A livello mondiale, dice il recentissimo report del World Travel & Tourism Council in collaborazione con Oxford Economics, il business del turismo andava benissimo con una crescita nel 2019 del 3,5% superiore a quella globale dell’economia (2,5) per il nono anno consecutivo. Una sorta di epoca d’oro, segnata da un aumento che pareva promettere lo sfondamento entro una manciata di anni di un numero inimmaginabile di turisti totali: un miliardo e mezzo. Basti un dato: negli ultimi cinque anni un nuovo posto di lavoro su quattro è nato dal Travel & Tourism. Con la crisi Covid-19, spiega Wttc, siamo di colpo «in un territorio inesplorato». Le perdite di posti di lavoro sono previste quest’anno tra i 98,2 milioni e i 197,5 milioni. Le perdite sul Pil viaggi & turismo da 2.686 a 5,543 miliardi di dollari.
Illudersi che all’Italia possa andare meglio è umano ma non ha senso. «Il comparto prevede di perdere 350 mila posti tra i lavoratori stagionali, il 20% delle strutture rischia di chiudere e comunque non aprirà fino a settembre», spiegava l’altro giorno il presidente di Federalberghi Bernabò Bocca, furente col governo, «Se non prolungano la cassa integrazione fino all’ultimo mese dell’anno sarà il Vietnam».

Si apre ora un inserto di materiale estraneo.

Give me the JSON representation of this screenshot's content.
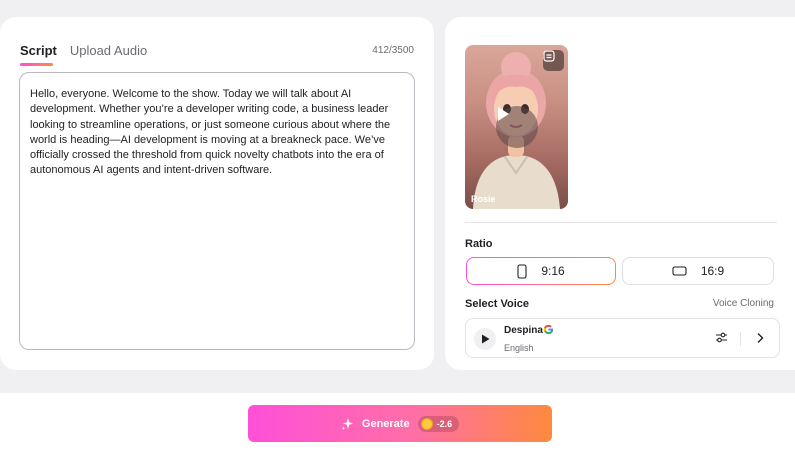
{
  "script_panel": {
    "tabs": [
      {
        "label": "Script",
        "active": true
      },
      {
        "label": "Upload Audio",
        "active": false
      }
    ],
    "char_count": "412/3500",
    "script_text": "Hello, everyone. Welcome to the show. Today we will talk about AI development. Whether you’re a developer writing code, a business leader looking to streamline operations, or just someone curious about where the world is heading—AI development is moving at a breakneck pace. We’ve officially crossed the threshold from quick novelty chatbots into the era of autonomous AI agents and intent-driven software."
  },
  "avatar": {
    "name": "Rosie",
    "icons": {
      "chip": "swap-avatar-icon",
      "play": "play-icon"
    }
  },
  "ratio": {
    "title": "Ratio",
    "options": [
      {
        "label": "9:16",
        "icon": "portrait-phone-icon",
        "selected": true
      },
      {
        "label": "16:9",
        "icon": "landscape-screen-icon",
        "selected": false
      }
    ]
  },
  "voice": {
    "title": "Select Voice",
    "cloning_link": "Voice Cloning",
    "selected": {
      "name": "Despina",
      "language": "English",
      "provider_icon": "google-icon"
    }
  },
  "generate": {
    "label": "Generate",
    "cost": "-2.6",
    "icons": {
      "sparkle": "sparkle-icon",
      "coin": "coin-icon"
    }
  },
  "colors": {
    "accent_start": "#ff4fd8",
    "accent_end": "#ff8a3d",
    "page_bg": "#f0f0f3"
  }
}
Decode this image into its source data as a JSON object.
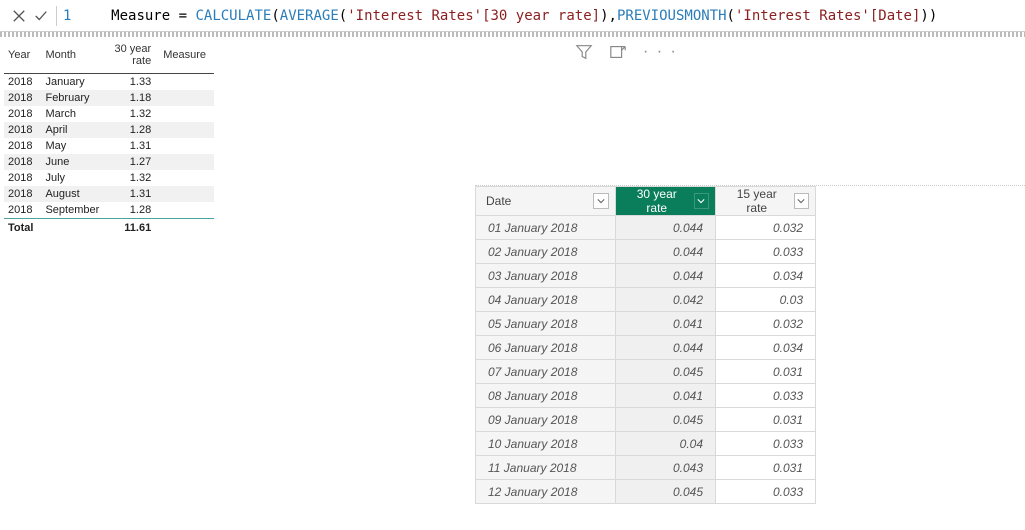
{
  "formula": {
    "line_number": "1",
    "measure_name": "Measure",
    "equals": " = ",
    "fn1": "CALCULATE",
    "open1": "(",
    "fn2": "AVERAGE",
    "open2": "(",
    "ref1": "'Interest Rates'[30 year rate]",
    "close2": ")",
    "comma": ",",
    "fn3": "PREVIOUSMONTH",
    "open3": "(",
    "ref2": "'Interest Rates'[Date]",
    "close3": ")",
    "close1": ")"
  },
  "matrix": {
    "headers": {
      "year": "Year",
      "month": "Month",
      "rate": "30 year rate",
      "measure": "Measure"
    },
    "rows": [
      {
        "year": "2018",
        "month": "January",
        "rate": "1.33",
        "measure": ""
      },
      {
        "year": "2018",
        "month": "February",
        "rate": "1.18",
        "measure": ""
      },
      {
        "year": "2018",
        "month": "March",
        "rate": "1.32",
        "measure": ""
      },
      {
        "year": "2018",
        "month": "April",
        "rate": "1.28",
        "measure": ""
      },
      {
        "year": "2018",
        "month": "May",
        "rate": "1.31",
        "measure": ""
      },
      {
        "year": "2018",
        "month": "June",
        "rate": "1.27",
        "measure": ""
      },
      {
        "year": "2018",
        "month": "July",
        "rate": "1.32",
        "measure": ""
      },
      {
        "year": "2018",
        "month": "August",
        "rate": "1.31",
        "measure": ""
      },
      {
        "year": "2018",
        "month": "September",
        "rate": "1.28",
        "measure": ""
      }
    ],
    "total_label": "Total",
    "total_value": "11.61"
  },
  "grid": {
    "columns": {
      "date": "Date",
      "rate30": "30 year rate",
      "rate15": "15 year rate"
    },
    "rows": [
      {
        "date": "01 January 2018",
        "r30": "0.044",
        "r15": "0.032"
      },
      {
        "date": "02 January 2018",
        "r30": "0.044",
        "r15": "0.033"
      },
      {
        "date": "03 January 2018",
        "r30": "0.044",
        "r15": "0.034"
      },
      {
        "date": "04 January 2018",
        "r30": "0.042",
        "r15": "0.03"
      },
      {
        "date": "05 January 2018",
        "r30": "0.041",
        "r15": "0.032"
      },
      {
        "date": "06 January 2018",
        "r30": "0.044",
        "r15": "0.034"
      },
      {
        "date": "07 January 2018",
        "r30": "0.045",
        "r15": "0.031"
      },
      {
        "date": "08 January 2018",
        "r30": "0.041",
        "r15": "0.033"
      },
      {
        "date": "09 January 2018",
        "r30": "0.045",
        "r15": "0.031"
      },
      {
        "date": "10 January 2018",
        "r30": "0.04",
        "r15": "0.033"
      },
      {
        "date": "11 January 2018",
        "r30": "0.043",
        "r15": "0.031"
      },
      {
        "date": "12 January 2018",
        "r30": "0.045",
        "r15": "0.033"
      }
    ]
  }
}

Ci vorrà il coraggio di fare delle scelte. Che tipo di turismo vogliamo, dopo avere via via perso quote mondiali (nel ’70 eravamo primi al mondo per numero di turisti, oggi quinti col rischio di altri sorpassi) forse irrecuperabili a causa dell’allargamento costante di nuove mete europee ma più ancora americane e asiatiche? Insistiamo con un certo turismo sgangherato che ha devastato migliaia di chilometri di coste o cerchiamo di «rammendare» il più possibile il nostro territorio, unico e bellissimo? Cerchiamo di rastrellare ancor più turisti mordi-fuggi e crocieristi e barbari in canottiera da riempire ogni bugigattolo in città delicate come Venezia per rifarci dei mesi più duri o proviamo a immaginare finalmente qualcosa di diverso? Ci rassegniamo (addio Alitalia…) ai pasticci sui biglietti di varie compagnie low cost straniere o chiediamo un po’ di rispetto per i nostri turisti e i nostri ospiti? Andiamo avanti col dilagare del «nero» che nella stessa capitale (lo dice un’analisi di Sociometrica, diretta da Antonio Preiti) è arrivato illegalmente a coprire il 31% dei posti letto mettendo in difficoltà gli albergatori in regola o vogliamo ripristinare la legge come hanno cercato di fare le sindache di Barcellona o Parigi che hanno dichiarato guerra agli abusivi e ai furbetti dell’intermediazione? L’Europa ci chiede riforme. Prenderci dignitosamente cura, tutti insieme e non solo gli eroi invisibili, di quel tesoro paesaggistico, artistico e monumentale del quale siamo (spesso immeritatamente) eredi sarebbe un passo straordinario.